Syracuse sequence using recursive python functions

the problem is as follows, we get a positive integer, we keep modifying it until we get 1, if the integer is pair we divide by 2, if impair we multiply by 3 and add 1, i was able to solve this using a while loop, but it seems i can't do it using recursion

here's the code:

def syracus(N):
    s = [N]
    if N==1:
        return s
    else: 
        if N%2==0:
            s.append(syracus(N/2))
            return s
            return syracus(N/2)
        
        elif N%2==1:
            s.append(syracus(3*N+1))
            return s
            return syracus(3*N+1)

here's the output

[15, [46, [23, [70, [35, [106, [53, [160, [80, [40, [20, [10, [5, [16, [8, [4, [2, [1]]]]]]]]]]]]]]]]]]
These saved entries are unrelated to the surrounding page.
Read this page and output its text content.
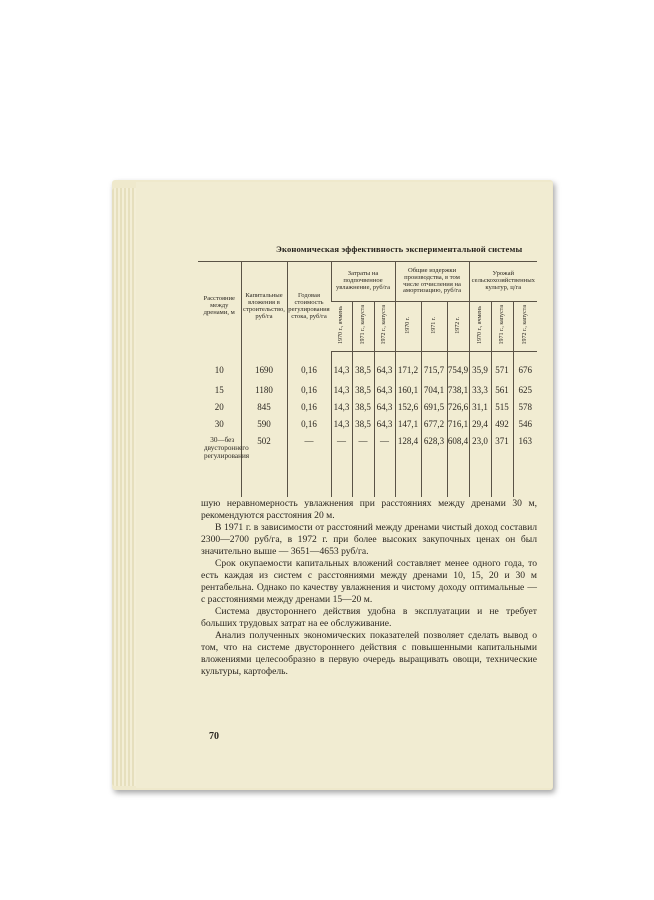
Экономическая эффективность экспериментальной системы
Расстояние между дренами, м	Капитальные вложения в строительство, руб/га	Годовая стоимость регулирования стока, руб/га	Затраты на подпочвенное увлажнение, руб/га			Общие издержки производства, в том числе отчисления на амортизацию, руб/га			Урожай сельскохозяйственных культур, ц/га		
			1970 г., ячмень	1971 г., капуста	1972 г., капуста	1970 г.	1971 г.	1972 г.	1970 г., ячмень	1971 г., капуста	1972 г., капуста
10	1690	0,16	14,3	38,5	64,3	171,2	715,7	754,9	35,9	571	676
15	1180	0,16	14,3	38,5	64,3	160,1	704,1	738,1	33,3	561	625
20	845	0,16	14,3	38,5	64,3	152,6	691,5	726,6	31,1	515	578
30	590	0,16	14,3	38,5	64,3	147,1	677,2	716,1	29,4	492	546
30—без двустороннего регулирования	502	—	—	—	—	128,4	628,3	608,4	23,0	371	163

шую неравномерность увлажнения при расстояниях между дренами 30 м, рекомендуются расстояния 20 м.

В 1971 г. в зависимости от расстояний между дренами чистый доход составил 2300—2700 руб/га, в 1972 г. при более высоких закупочных ценах он был значительно выше — 3651—4653 руб/га.

Срок окупаемости капитальных вложений составляет менее одного года, то есть каждая из систем с расстояниями между дренами 10, 15, 20 и 30 м рентабельна. Однако по качеству увлажнения и чистому доходу оптимальные — с расстояниями между дренами 15—20 м.

Система двустороннего действия удобна в эксплуатации и не требует больших трудовых затрат на ее обслуживание.

Анализ полученных экономических показателей позволяет сделать вывод о том, что на системе двустороннего действия с повышенными капитальными вложениями целесообразно в первую очередь выращивать овощи, технические культуры, картофель.

70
The reason you get nested lists is that you append the result from recursion. But that recursive call returns a list, so you're appending a list to a list, which introduces the nesting. Instead, use extend.

There are a few other issues:

• As Python 2 is deprecated, we should not use / anymore for integer division, but //, otherwise you get results with float data type numbers instead of int data type.
• You have dead code: the statement that follows immediately after your return s will never get executed. Remove it (at both occurrences).
• The condition N%2==1 will always evaluate to True when execution gets there. This is the only other possibility when the condition N%2==0 is False, so just use else instead of that elif.
• Avoid code repeititon. You have return s at three places. It is easy to move that out of any condition, so that it always gets executed, no matter what the case is.
• The name s is obscure. It suggests a string data type, but it actually is a list. I would suggest a different name, like lst.
• It is more pythonic to give the parameter a lowercase name, so n instead of N

So, with those corrections we get:

def syracus(n):
    lst = [n]
    if n > 1:
        if n % 2 == 0:
            lst.extend(syracus(n // 2))
        else:
            lst.extend(syracus(3 * n +  1))
    return lst

print(syracus(15))

This is however creating a new list for every call of syracus. You could avoid this by first getting the list from the recursive call, and then appending N to it. At the end you'll need to reverse that result:

def syracus(n):
    def recur(n):
        if n == 1:
            lst = []
        elif n % 2 == 0:
            lst = syracus(n // 2)
        else:
            lst = syracus(3 * n + 1)
        lst.append(n)
        return lst

    return recur(n)[::-1]
    
print(syracus(15))

It is however more pythonic to use a generator for this, and that way you avoid creating a list at all during the algorithm. It is then up to the caller to create the list, if that is desired.

def syracus(n):
    yield n
    if n > 1:
        if n % 2 == 0:
            yield from syracus(n // 2)
        else:
            yield from syracus(3 * n + 1)
    
print(list(syracus(15)))